News

December 1, 2015

Add Health Research in Proceedings of the National Academy of Sciences

 

Using data from Add Health and three other studies, the research team of Y. Claire Yang, Courtney Boen, Karen Gerken, Ting Li, Kristen Schorpp, and Kathleen Mullan Harris examined the impact of social relationships over the lifecourse. The results showed that social support was related to better health from adolescence to old age, including levels of inflammation, hypertension, and obesity. Relationships were so important in adolescence that social isolation had an impact similar to a lack of exercise.

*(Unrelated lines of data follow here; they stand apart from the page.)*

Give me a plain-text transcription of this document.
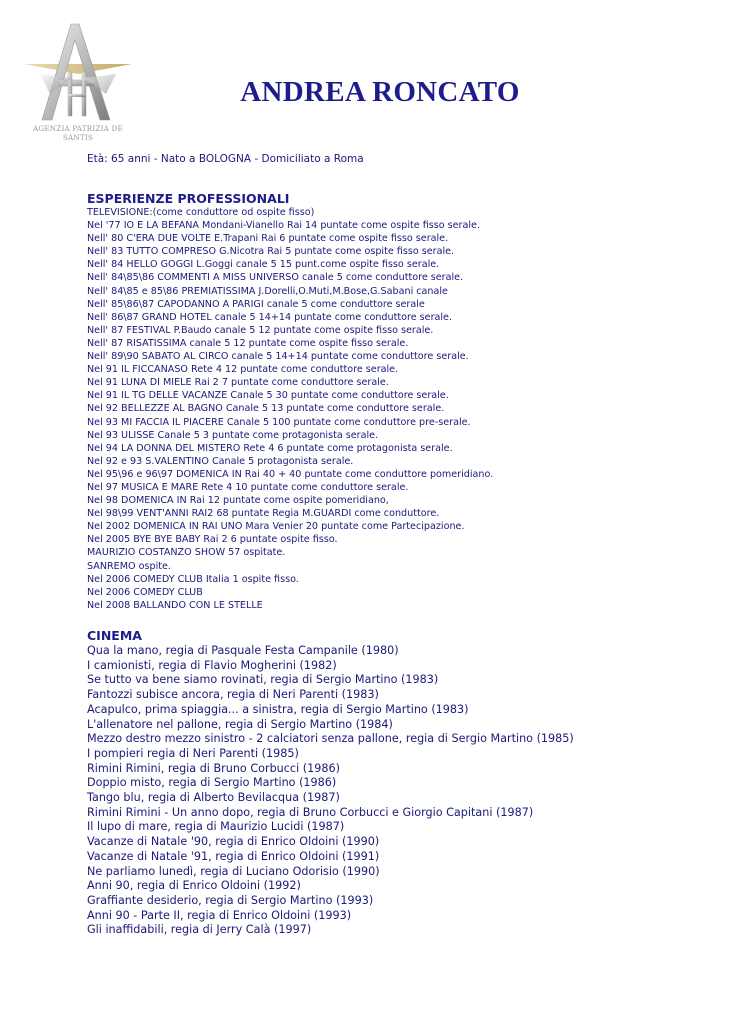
AGENZIA PATRIZIA DE SANTIS
ANDREA RONCATO
Età: 65 anni - Nato a BOLOGNA - Domiciliato a Roma
ESPERIENZE PROFESSIONALI
TELEVISIONE:(come conduttore od ospite fisso)
Nel '77 IO E LA BEFANA Mondani-Vianello Rai 14 puntate come ospite fisso serale.
Nell' 80 C'ERA DUE VOLTE E.Trapani Rai 6 puntate come ospite fisso serale.
Nell' 83 TUTTO COMPRESO G.Nicotra Rai 5 puntate come ospite fisso serale.
Nell' 84 HELLO GOGGI L.Goggi canale 5 15 punt.come ospite fisso serale.
Nell' 84\85\86 COMMENTI A MISS UNIVERSO canale 5 come conduttore serale.
Nell' 84\85 e 85\86 PREMIATISSIMA J.Dorelli,O.Muti,M.Bose,G.Sabani canale
Nell' 85\86\87 CAPODANNO A PARIGI canale 5 come conduttore serale
Nell' 86\87 GRAND HOTEL canale 5 14+14 puntate come conduttore serale.
Nell' 87 FESTIVAL P.Baudo canale 5 12 puntate come ospite fisso serale.
Nell' 87 RISATISSIMA canale 5 12 puntate come ospite fisso serale.
Nell' 89\90 SABATO AL CIRCO canale 5 14+14 puntate come conduttore serale.
Nel 91 IL FICCANASO Rete 4 12 puntate come conduttore serale.
Nel 91 LUNA DI MIELE Rai 2 7 puntate come conduttore serale.
Nel 91 IL TG DELLE VACANZE Canale 5 30 puntate come conduttore serale.
Nel 92 BELLEZZE AL BAGNO Canale 5 13 puntate come conduttore serale.
Nel 93 MI FACCIA IL PIACERE Canale 5 100 puntate come conduttore pre-serale.
Nel 93 ULISSE Canale 5 3 puntate come protagonista serale.
Nel 94 LA DONNA DEL MISTERO Rete 4 6 puntate come protagonista serale.
Nel 92 e 93 S.VALENTINO Canale 5 protagonista serale.
Nel 95\96 e 96\97 DOMENICA IN Rai 40 + 40 puntate come conduttore pomeridiano.
Nel 97 MUSICA E MARE Rete 4 10 puntate come conduttore serale.
Nel 98 DOMENICA IN Rai 12 puntate come ospite pomeridiano,
Nel 98\99 VENT'ANNI RAI2 68 puntate Regia M.GUARDI come conduttore.
Nel 2002 DOMENICA IN RAI UNO Mara Venier 20 puntate come Partecipazione.
Nel 2005 BYE BYE BABY Rai 2 6 puntate ospite fisso.
MAURIZIO COSTANZO SHOW 57 ospitate.
SANREMO ospite.
Nel 2006 COMEDY CLUB Italia 1 ospite fisso.
Nel 2006 COMEDY CLUB
Nel 2008 BALLANDO CON LE STELLE
CINEMA
Qua la mano, regia di Pasquale Festa Campanile (1980)
I camionisti, regia di Flavio Mogherini (1982)
Se tutto va bene siamo rovinati, regia di Sergio Martino (1983)
Fantozzi subisce ancora, regia di Neri Parenti (1983)
Acapulco, prima spiaggia... a sinistra, regia di Sergio Martino (1983)
L'allenatore nel pallone, regia di Sergio Martino (1984)
Mezzo destro mezzo sinistro - 2 calciatori senza pallone, regia di Sergio Martino (1985)
I pompieri regia di Neri Parenti (1985)
Rimini Rimini, regia di Bruno Corbucci (1986)
Doppio misto, regia di Sergio Martino (1986)
Tango blu, regia di Alberto Bevilacqua (1987)
Rimini Rimini - Un anno dopo, regia di Bruno Corbucci e Giorgio Capitani (1987)
Il lupo di mare, regia di Maurizio Lucidi (1987)
Vacanze di Natale '90, regia di Enrico Oldoini (1990)
Vacanze di Natale '91, regia di Enrico Oldoini (1991)
Ne parliamo lunedì, regia di Luciano Odorisio (1990)
Anni 90, regia di Enrico Oldoini (1992)
Graffiante desiderio, regia di Sergio Martino (1993)
Anni 90 - Parte II, regia di Enrico Oldoini (1993)
Gli inaffidabili, regia di Jerry Calà (1997)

Read the story from Huffington Post: Friends Are As Important To Your Health As Diet And Exercise

Excerpt:  

“We’re able to show for the first time how this link [between social relationships and health] happens, evolves and changes as individuals age,” said sociology professor Yang Claire Yang of UNC Chapel Hill and the Lineberger Comprehensive Cancer Center.

“Based on these findings, it should be as important to encourage adolescents and young adults to build broad social relationships and social skills for interacting with others as it is to eat healthy and be physically active,” said senior study author Kathleen Mullan Harris, who is also a sociology professor at UNC Chapel Hill.

Read coverage on this study from other media outlets at:

 

Scholarly Source: Yang YC, Boen C, Gerken K, Li T, Schorpp K, Harris KM. Social relationships and physiological determinants of longevity across the human life span. PNAS 2016. doi: 10.1073/pnas.1511085112. Article available online.